Røthe Arnesen Marius, Eilertsen Karsten, Malinen Eirik
Department of Medical Physics, Division of Cancer Medicine and Radiotherapy, Rikshospitalet University Hospital, Oslo, Norway.
Acta Oncol. 2008;47(7):1373-81. doi: 10.1080/02841860802244190.
To present a methodology to estimate optimal treatment margins for radiotherapy of prostate cancer based on interfraction imaging.
Cone beam CT images of a prostate cancer patient undergoing fractionated radiotherapy were acquired at all treatment sessions. The clinical target volume (CTV) and organs at risk (OARs; bladder and rectum) were delineated in the images. Random sampling from the CTV-OAR library was performed in order to simulate fractionated radiotherapy including intra- and interpatient variability in setup and organ motion/deformation. For each simulated patient, four treatment fields defined by multileaf collimators were automatically generated around the planning CTV. The treatment margin (the distance from the CTV to the field border) was varied between 2.5 and 20 mm. Resulting dose distributions were calculated by a convolution method. Doses to OARs were reconstructed by polynomial warping, while the CTV was assumed to be a rigid body. The equivalent uniform dose (EUD), the tumor control probability (TCP) and the normal tissue complication probability (NTCP) were used to estimate the clinical effect. Patient repositioning strategies at treatment were compared.
The simulations produced population based EUD histograms for the CTV and the OARs. The number of patients receiving an optimal target EUD increased with increasing margins, but at the cost of an increasing number receiving a high EUD to the OARs. Calculations of the probability of complication-free tumor control and subsequent analysis gave an optimal treatment margin of about 10mm for the simulated population, if no correction strategy was undertaken.
The current work illustrates the principle of optimal treatment margins based on interfraction imaging. Clinically applicable margins may be obtained if a large patient image database is available.

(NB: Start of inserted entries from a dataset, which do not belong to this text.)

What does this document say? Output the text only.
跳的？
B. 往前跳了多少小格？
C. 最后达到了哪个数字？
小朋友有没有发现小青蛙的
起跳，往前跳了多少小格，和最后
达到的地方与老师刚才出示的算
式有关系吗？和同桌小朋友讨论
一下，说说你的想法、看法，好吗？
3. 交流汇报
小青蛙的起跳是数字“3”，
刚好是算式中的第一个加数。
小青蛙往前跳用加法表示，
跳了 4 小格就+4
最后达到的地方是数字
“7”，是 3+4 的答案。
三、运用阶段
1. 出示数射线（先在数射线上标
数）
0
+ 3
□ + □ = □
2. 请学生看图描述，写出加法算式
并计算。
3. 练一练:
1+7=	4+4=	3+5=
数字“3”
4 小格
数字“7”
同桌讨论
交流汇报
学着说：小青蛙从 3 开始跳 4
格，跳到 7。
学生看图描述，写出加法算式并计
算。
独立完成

提出一种基于分次治疗间成像来估计前列腺癌放射治疗最佳治疗边界的方法。
在所有治疗疗程中获取一名接受分次放射治疗的前列腺癌患者的锥形束CT图像。在图像中勾勒出临床靶区(CTV)和危及器官(OARs;膀胱和直肠)。从CTV - OAR库中进行随机抽样,以模拟包括摆位以及器官运动/变形的患者内和患者间变异性的分次放射治疗。对于每个模拟患者,围绕计划CTV自动生成由多叶准直器定义的四个治疗野。治疗边界(从CTV到野边界的距离)在2.5至20毫米之间变化。通过卷积方法计算所得剂量分布。通过多项式变形重建OARs的剂量,而CTV被假定为刚体。使用等效均匀剂量(EUD)、肿瘤控制概率(TCP)和正常组织并发症概率(NTCP)来估计临床效果。比较了治疗时的患者重新摆位策略。
模拟生成了基于群体的CTV和OARs的EUD直方图。接受最佳靶区EUD的患者数量随着边界增加而增加,但代价是接受高剂量OARs的患者数量增加。无并发症肿瘤控制概率的计算及后续分析得出,如果不采取校正策略,模拟群体的最佳治疗边界约为10毫米。
当前工作阐述了基于分次治疗间成像的最佳治疗边界原理。如果有大型患者图像数据库,可能获得临床适用的边界。